Single by Touch Sensitive

from the album Visions
- Released: 30 May 2017
- Length: 4:15
- Label: Future Classic
- Songwriter(s): Michael Di Francesco;

Touch Sensitive singles chronology
| "Teen Idols" (2014) | "Lay Down" (2017) | "No Other High" (2017) |

Music video
- "Lay Down" (lyric video) on YouTube

= Lay Down (Touch Sensitive song) =

2017 single by Touch Sensitive

"Lay Down" is a song by Australian record producer Touch Sensitive released in May 2017 as the lead single from his debut studio album, Visions. The song was certified double platinum in Australia in April 2024.
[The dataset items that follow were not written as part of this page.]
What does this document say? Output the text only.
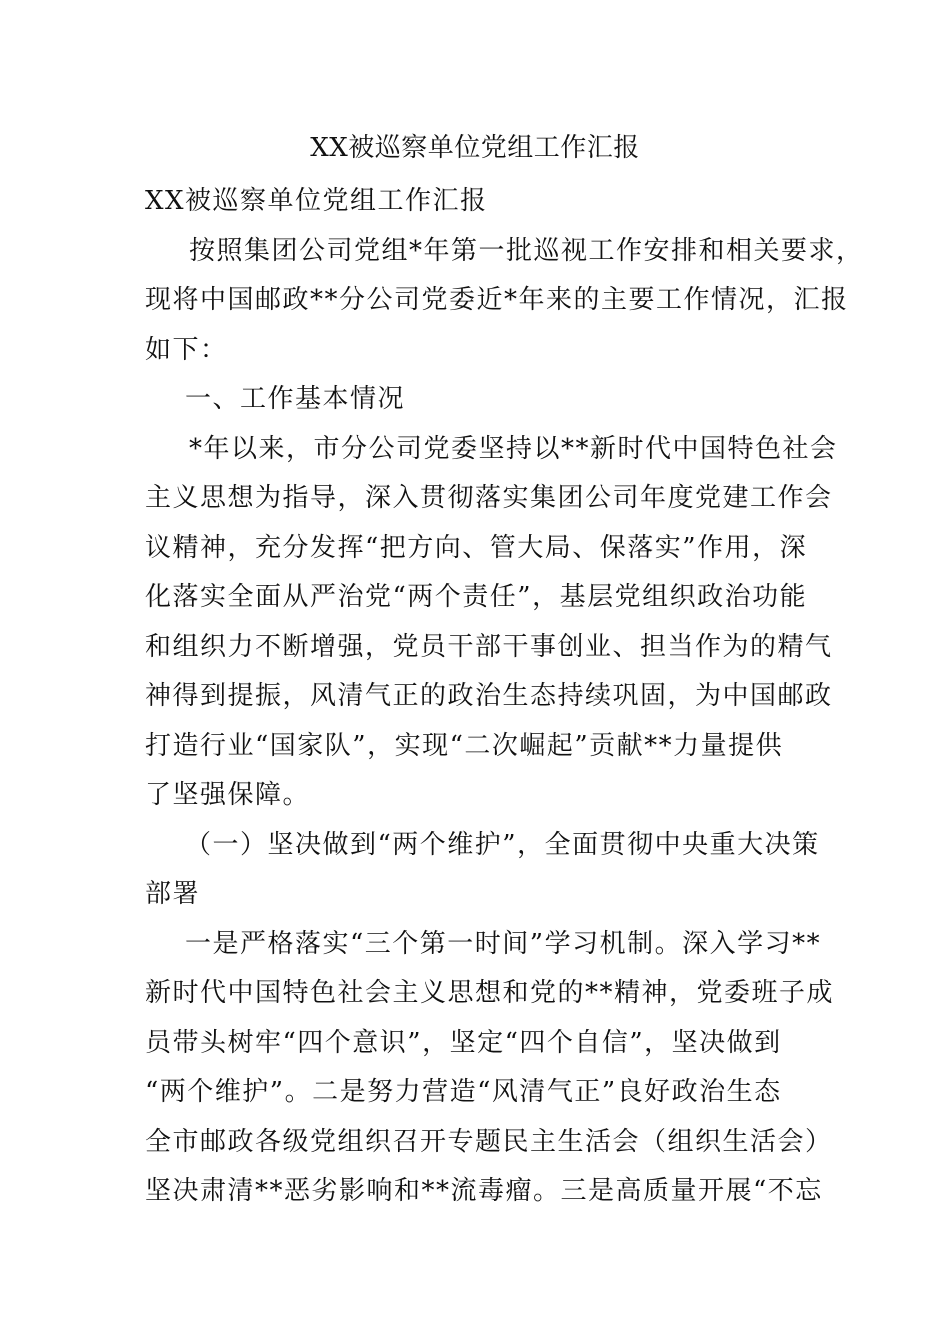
XX被巡察单位党组工作汇报
XX被巡察单位党组工作汇报
按照集团公司党组*年第一批巡视工作安排和相关要求，
现将中国邮政**分公司党委近*年来的主要工作情况，汇报
如下：
一、工作基本情况
*年以来，市分公司党委坚持以**新时代中国特色社会
主义思想为指导，深入贯彻落实集团公司年度党建工作会
议精神，充分发挥“把方向、管大局、保落实”作用，深
化落实全面从严治党“两个责任”，基层党组织政治功能
和组织力不断增强，党员干部干事创业、担当作为的精气
神得到提振，风清气正的政治生态持续巩固，为中国邮政
打造行业“国家队”，实现“二次崛起”贡献**力量提供
了坚强保障。
（一）坚决做到“两个维护”，全面贯彻中央重大决策
部署
一是严格落实“三个第一时间”学习机制。深入学习**
新时代中国特色社会主义思想和党的**精神，党委班子成
员带头树牢“四个意识”，坚定“四个自信”，坚决做到
“两个维护”。二是努力营造“风清气正”良好政治生态
全市邮政各级党组织召开专题民主生活会（组织生活会）
坚决肃清**恶劣影响和**流毒瘤。三是高质量开展“不忘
At the AIR Awards of 2018, the song was nominated for Best Independent Dance/Electronic Club Song or EP.

==Critical reception==
Troy Mutton from Pilerats called it "A shimmering slice of piano house, slowed down just a smidge like only Touch Sensitive knows how, giving it some room to groove and breathe on the dancefloor."

The Interns called it "an extremely groovy cut with some soulful vocals thrown in the mix too."

==Certifications==

Certifications for "Lay Down"
| Region | Certification | Certified units/sales |
| Australia (ARIA) | 2× Platinum | 140,000^{‡} |
^{‡} Sales+streaming figures based on certification alone.